Avant de m’envoler, je voudrais tellement tomber en amour pour vrai. Trouver l’homme de mes rêves, celui qui nous construirait une petite île dans nos têtes; là où nos âmes sœurs se rencontreraient gaiement.
Avant de m’envoler, j’implorerais les anges pour que mes parents me reconnaissent et m’accueillent à la grande porte du ciel. Je leur confesserais mes péchés, mes bévues, mes torts, mes remords et, je l’espère, on me laisserait entrer au paradis.
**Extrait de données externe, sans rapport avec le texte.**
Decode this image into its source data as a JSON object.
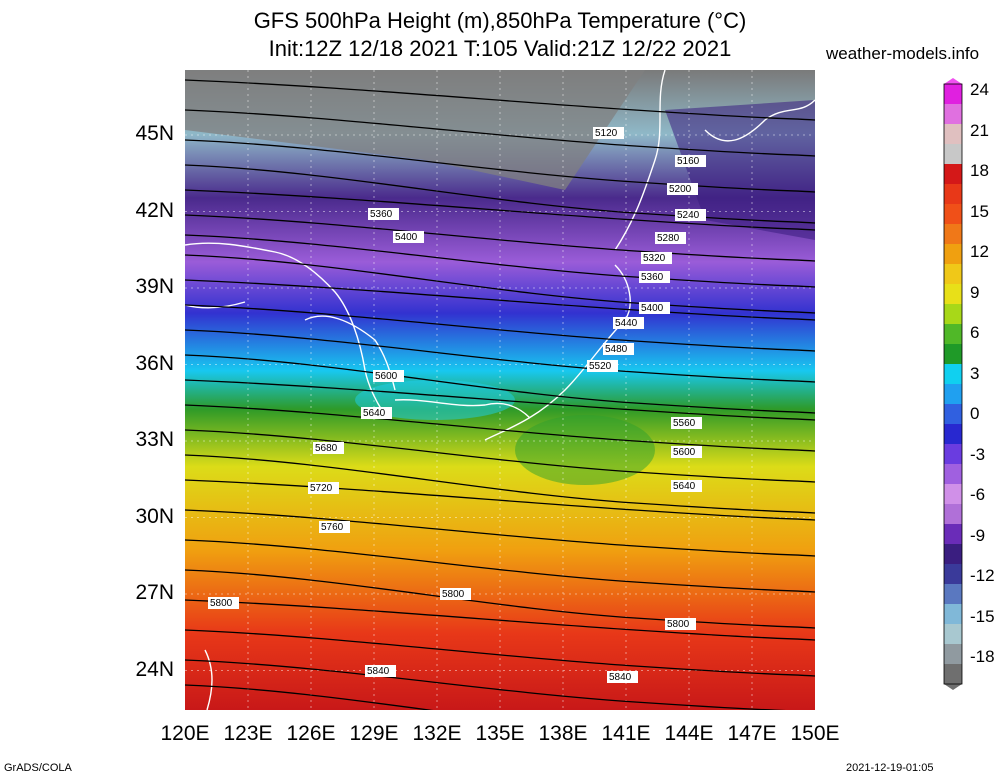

Généralement, lorsque j’écris assise à ma table de cuisine, je ne réponds pas au téléphone. Mais ce jour-là, ce 24 mars 2025, je ne sais pas pourquoi, mais j’ai répondu. C’était ma bonne amie des Hautes-Laurentides qui m’informait que son époux adoré venait tout juste de mourir d’un affreux cancer qu’il combattait depuis presque dix mois. Je ferme immédiatement l’iPad et je pleure à gros bouillons. La mort, cette affreuse faucheuse, nous guette jour et nuit.